This wonderful show suffers only from circumstances beyond the company’s control, being situated, venue-wise, in a tent in Hill Square. That’s a tent tent with a pole up the middle of it, not a spiegeltent or other suitable-for-crowds marquee.
Left to the mercy of natural light, obstructed sight lines and limited seating, our two intrepid puppeteers from Tatwood Puppets nevertheless put on a display of marionettery like no other, with an amazing Bohemian score and a range of Czech-style wooden puppets – reminiscent of the bizarre creations of the Quay twins – who make no concession to childish cuteness and are beautifully designed and operated. There’s one-eyed Edgar who greets us with a duster as we enter the troupe’s canvas domain; a tweedy wheelchair-bound Hare who narrates a lot of the show from his bathchair; various glove puppets, shadow puppets and, absolute star of the show, Count Ocular, a Kafkaesque prestidigitator with an eyeball for a head who performs amazingly sophisticated sleight of hand tricks to a delighted audience. That’s all before the stunning finale piece when the last marionette turns the entire theatre into a giant arboretum as leaves and vines sprout from the puppet stage and engulf and entwine the audience.
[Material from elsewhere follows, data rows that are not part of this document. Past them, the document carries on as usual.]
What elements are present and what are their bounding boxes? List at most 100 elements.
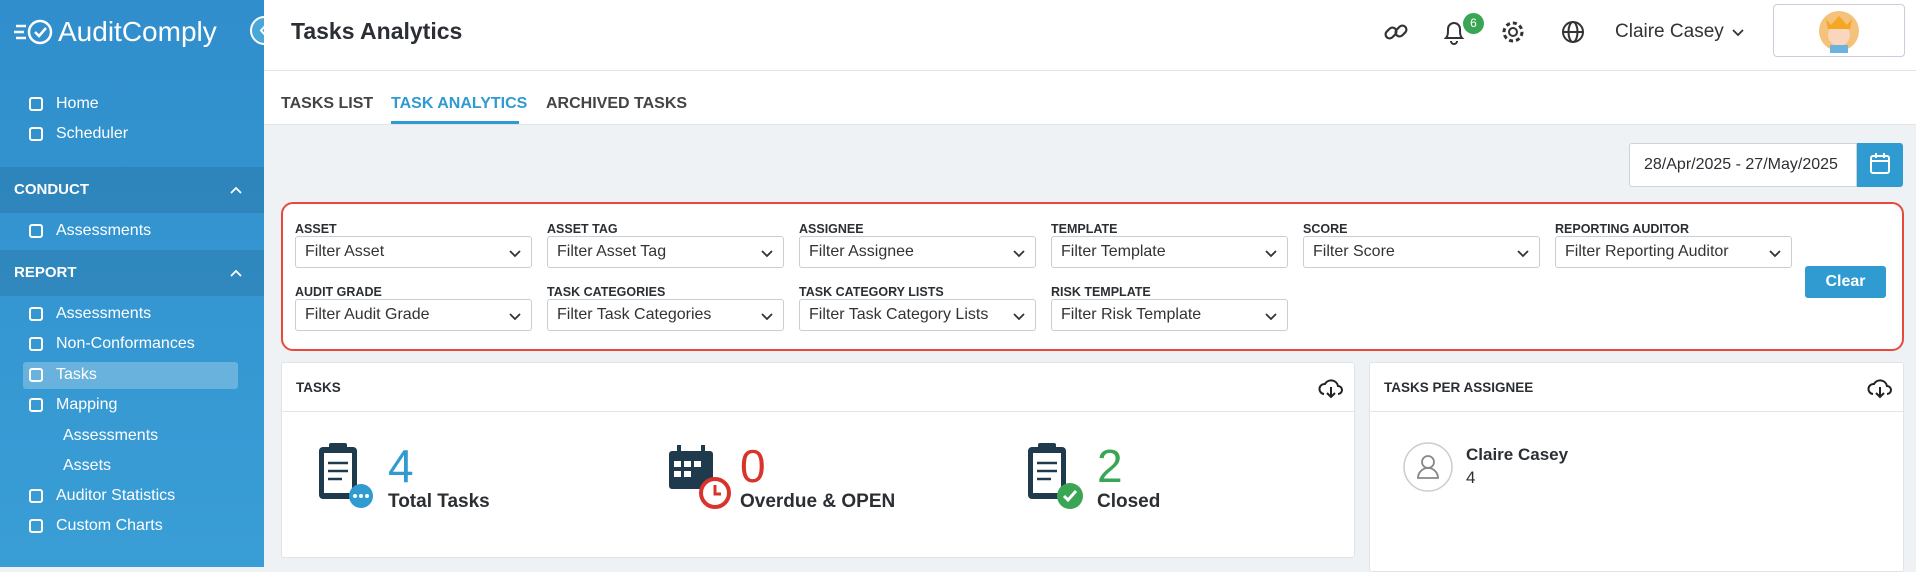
assignee-avatar [1403, 442, 1453, 492]
filter-placeholder: Filter Task Category Lists [809, 306, 989, 323]
section-chevron [230, 269, 242, 277]
clear-button[interactable]: Clear [1805, 266, 1886, 298]
link-icon[interactable] [1381, 17, 1411, 47]
tab-bar: TASKS LIST TASK ANALYTICS ARCHIVED TASKS [264, 71, 1916, 125]
dropdown-chevron [1517, 250, 1529, 258]
nav-icon [29, 127, 43, 141]
nav-icon [29, 367, 43, 382]
user-menu-chevron[interactable] [1730, 24, 1746, 40]
tab[interactable]: TASK ANALYTICS [391, 95, 528, 112]
notification-badge: 6 [1463, 13, 1484, 34]
tasks-card: TASKS 4 Total Tasks 0 Overdue & OPEN 2 Closed [281, 362, 1355, 558]
avatar [1819, 11, 1859, 53]
stat-value: 0 [740, 440, 766, 492]
filter-placeholder: Filter Audit Grade [305, 306, 430, 323]
dropdown-chevron [1265, 313, 1277, 321]
filter-placeholder: Filter Reporting Auditor [1565, 243, 1729, 260]
nav-item[interactable]: Mapping [56, 396, 118, 413]
settings-icon[interactable] [1499, 17, 1527, 47]
nav-icon [29, 488, 43, 503]
page-title: Tasks Analytics [291, 18, 463, 44]
download-icon[interactable] [1317, 375, 1345, 401]
nav-item[interactable]: Auditor Statistics [56, 486, 176, 504]
download-icon[interactable] [1866, 375, 1894, 401]
top-bar: Tasks Analytics 6 Claire Casey [264, 0, 1916, 71]
stat-icon [319, 443, 373, 508]
stat-label: Total Tasks [388, 491, 490, 512]
filter-placeholder: Filter Asset Tag [557, 243, 667, 260]
section-header[interactable]: REPORT [0, 249, 264, 296]
nav-item[interactable]: Tasks [56, 365, 97, 383]
nav-subitem[interactable]: Assets [63, 456, 112, 474]
filter-label: TASK CATEGORIES [547, 285, 666, 299]
section-header[interactable]: CONDUCT [0, 167, 264, 213]
nav-icon [29, 337, 43, 351]
section-chevron [230, 186, 242, 194]
filter-label: TASK CATEGORY LISTS [799, 285, 944, 299]
nav-icon [29, 519, 43, 533]
filter-dropdown[interactable]: Filter Asset [295, 236, 532, 268]
filter-label: SCORE [1303, 222, 1348, 236]
nav-item[interactable]: Assessments [56, 222, 152, 239]
nav-item[interactable]: Assessments [56, 304, 152, 322]
tab[interactable]: TASKS LIST [281, 95, 374, 112]
filter-dropdown[interactable]: Filter Task Categories [547, 299, 784, 331]
active-highlight [23, 361, 238, 389]
date-range[interactable]: 28/Apr/2025 - 27/May/2025 [1629, 143, 1857, 187]
calendar-button[interactable] [1857, 143, 1903, 187]
assignee-name: Claire Casey [1466, 445, 1569, 464]
filter-label: ASSET TAG [547, 222, 618, 236]
filter-placeholder: Filter Template [1061, 243, 1166, 260]
language-icon[interactable] [1559, 17, 1587, 47]
filter-placeholder: Filter Assignee [809, 243, 914, 260]
dropdown-chevron [509, 250, 521, 258]
filter-dropdown[interactable]: Filter Risk Template [1051, 299, 1288, 331]
filter-dropdown[interactable]: Filter Task Category Lists [799, 299, 1036, 331]
stat-icon [1028, 443, 1083, 509]
stat-label: Overdue & OPEN [740, 491, 896, 512]
filter-label: RISK TEMPLATE [1051, 285, 1151, 299]
stat-value: 2 [1097, 440, 1123, 492]
sidebar: AuditComply Home Scheduler CONDUCT Assessme… [0, 0, 264, 567]
tab[interactable]: ARCHIVED TASKS [546, 95, 688, 112]
dropdown-chevron [1013, 313, 1025, 321]
section-title: CONDUCT [14, 181, 89, 198]
nav-icon [29, 224, 43, 238]
dropdown-chevron [761, 250, 773, 258]
dropdown-chevron [1265, 250, 1277, 258]
dropdown-chevron [761, 313, 773, 321]
nav-icon [29, 97, 43, 111]
dropdown-chevron [509, 313, 521, 321]
nav-subitem[interactable]: Assessments [63, 426, 159, 444]
section-title: REPORT [14, 263, 77, 281]
filter-dropdown[interactable]: Filter Asset Tag [547, 236, 784, 268]
filter-dropdown[interactable]: Filter Reporting Auditor [1555, 236, 1792, 268]
bell-icon[interactable] [1440, 17, 1468, 47]
sidebar-nav: Home Scheduler CONDUCT Assessments REPORT Ass… [0, 0, 264, 567]
filter-label: AUDIT GRADE [295, 285, 382, 299]
nav-item[interactable]: Non-Conformances [56, 335, 195, 352]
avatar-box[interactable] [1773, 4, 1905, 57]
brand: AuditComply [58, 16, 217, 47]
filter-dropdown[interactable]: Filter Score [1303, 236, 1540, 268]
filter-placeholder: Filter Task Categories [557, 306, 712, 323]
nav-icon [29, 306, 43, 321]
filter-placeholder: Filter Risk Template [1061, 306, 1202, 323]
nav-item[interactable]: Custom Charts [56, 517, 163, 534]
filter-placeholder: Filter Score [1313, 243, 1395, 260]
filter-label: TEMPLATE [1051, 222, 1118, 236]
dropdown-chevron [1013, 250, 1025, 258]
filter-label: REPORTING AUDITOR [1555, 222, 1690, 236]
nav-item[interactable]: Scheduler [56, 125, 129, 142]
nav-icon [29, 398, 43, 412]
stat-label: Closed [1097, 491, 1161, 512]
filter-dropdown[interactable]: Filter Audit Grade [295, 299, 532, 331]
filter-dropdown[interactable]: Filter Assignee [799, 236, 1036, 268]
filter-dropdown[interactable]: Filter Template [1051, 236, 1288, 268]
user-name[interactable]: Claire Casey [1615, 21, 1724, 42]
stat-icon [669, 445, 731, 509]
filter-label: ASSIGNEE [799, 222, 864, 236]
nav-item[interactable]: Home [56, 95, 99, 112]
assignee-count: 4 [1466, 468, 1476, 487]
If there’s any criticism to be made it’s that good old three-plus age advice in the brochure, as this show does not really cater for small children at all despite the prejudice of theatrical promoters that puppet theatre automatically equals kiddie shows. This reviewer for one is eagerly hoping that the guys will return to Edinburgh next year with a much darker show with at least a twelve-plus rating so that they can really develop their already astounding ideas and visuals and move comfortably over to the dark side where they belong.